Nicaragua also expressed sadness that Parties were repeating a process that they had previously gone through. There was need for more flexibility and political will for more progress in the negotiations. In relation to the Chair’s paper on the elements, it said that some elements were not ripe yet for inclusion and some were missing

Brazil said that a balanced set of decisions were needed for all elements of the BAP and for decisions in the two track negotiations. It was important to capture the essence of issues knowing that Cancun will not be the final word on all issues. It must however be a step forward. Hence, there was need to for an approach that moves with comprehensiveness but not with the exhaustion of all the elements. It said that the Chair’s paper on the possible elements provided a fair basis to continue work. It expressed hope for Parties in Cancun to be able to adopt a package of decisions for the sake of the multilateral system.

Saudi Arabia said that the Chair’s paper was in a way picking and choosing of elements and was not comprehensive in all the elements of the BAP. The elements must reflect what Parties were negotiating in the text.

Singapore said that any balanced outcome must address the legal form and a legally binding agreement and should not hasten the demise of the Kyoto Protocol

Mexico said that as the incoming Presidency of the COP in Cancun, there was need to admit that Parties were not making enough progress. The package for Cancun must truly be a package that can deliver immediate action for implementation of the Convention and should built on a legally binding agreement. It also needs to be one that addresses the two negotiating tracks.

Belgium for the European Union said that for a balanced package, it was clear this was without prejudice to the legally binding outcome for both negotiating tracks for all Parties. In mitigation and MRV, it said that there had been no progress. It said there was need to understand the mitigation pledges in the AWG-LCA track. There was not enough progress and balance between paragraphs 1(b)(i) and 1(b)(ii).

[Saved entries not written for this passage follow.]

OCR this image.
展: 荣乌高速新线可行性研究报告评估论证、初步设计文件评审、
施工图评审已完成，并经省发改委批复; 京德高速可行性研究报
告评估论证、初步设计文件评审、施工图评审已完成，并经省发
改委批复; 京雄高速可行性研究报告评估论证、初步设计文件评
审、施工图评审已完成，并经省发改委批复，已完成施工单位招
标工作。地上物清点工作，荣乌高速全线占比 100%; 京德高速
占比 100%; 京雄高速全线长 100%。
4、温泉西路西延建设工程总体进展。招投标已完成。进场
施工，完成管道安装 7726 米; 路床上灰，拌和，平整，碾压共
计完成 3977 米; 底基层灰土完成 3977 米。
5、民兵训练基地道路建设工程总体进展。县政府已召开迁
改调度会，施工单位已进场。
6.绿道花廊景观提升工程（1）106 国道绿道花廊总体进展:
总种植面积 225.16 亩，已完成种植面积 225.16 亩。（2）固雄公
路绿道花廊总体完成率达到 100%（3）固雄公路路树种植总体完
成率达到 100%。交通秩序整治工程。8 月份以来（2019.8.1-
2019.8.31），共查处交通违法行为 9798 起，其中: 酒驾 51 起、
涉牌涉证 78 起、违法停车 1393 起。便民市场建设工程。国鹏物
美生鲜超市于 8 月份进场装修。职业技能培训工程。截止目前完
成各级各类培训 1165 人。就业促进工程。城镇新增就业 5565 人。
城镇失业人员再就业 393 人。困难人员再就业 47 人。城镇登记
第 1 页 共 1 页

The United States said that at this stage of the process, it appeared as if Parties were bogged down. It said that it was foolish to waste time in areas where there is no agreement. It said that vast countries have associated with the Copenhagen Accord which was balanced in key issues and key elements for all Parties. Referring to the Accord, the US said that there was balance in the context of mitigation for both developed and developing countries, transparency in relation to MRV of supported actions and of support, and for unsupported actions, the ICA. There was also balance in relation to finance. It said that there was need to start from the Copenhagen Accord and if Parties did, there would be time to have an outcome. If not, the process was unhelpful. It said that the process must work on the hard areas and negotiate agreement.

The US said that a number of countries had referred to its domestic realities and it stressed that it was committed to continuing its efforts on reducing GHGs and in being fully engaged in meeting its mitigation and finance commitments.

Australia said that for the Umbrella Group, mitigation, MRV, ICA, REDD-plus, finance and technology are all part of a carefully designed package. It said that there has not been progress in relation to mitigation, MRV and ICA and asked for focus on these issues. There was need for affirmation of the mitigation pledges of developed and developing countries and for update of the pledges in the AWG-LCA and also the Kyoto Protocol. It stressed the need for an operational framework for MRV and ICA.

Japan said that more time should not be used in relation to the negotiating text as there would be no progress but instead, time should be used to extract the elements for decisions by the Conference of Parties in Cancun which are based on the Copenhagen Accord. It said that the Chair of the AWG-LCA should put effort in drafting decisions for Cancun.

Russia said that the results of work were below expectations. It was seeking a comprehensive treaty outcome encompassing all Parties and there was a need for a set of decisions to design this.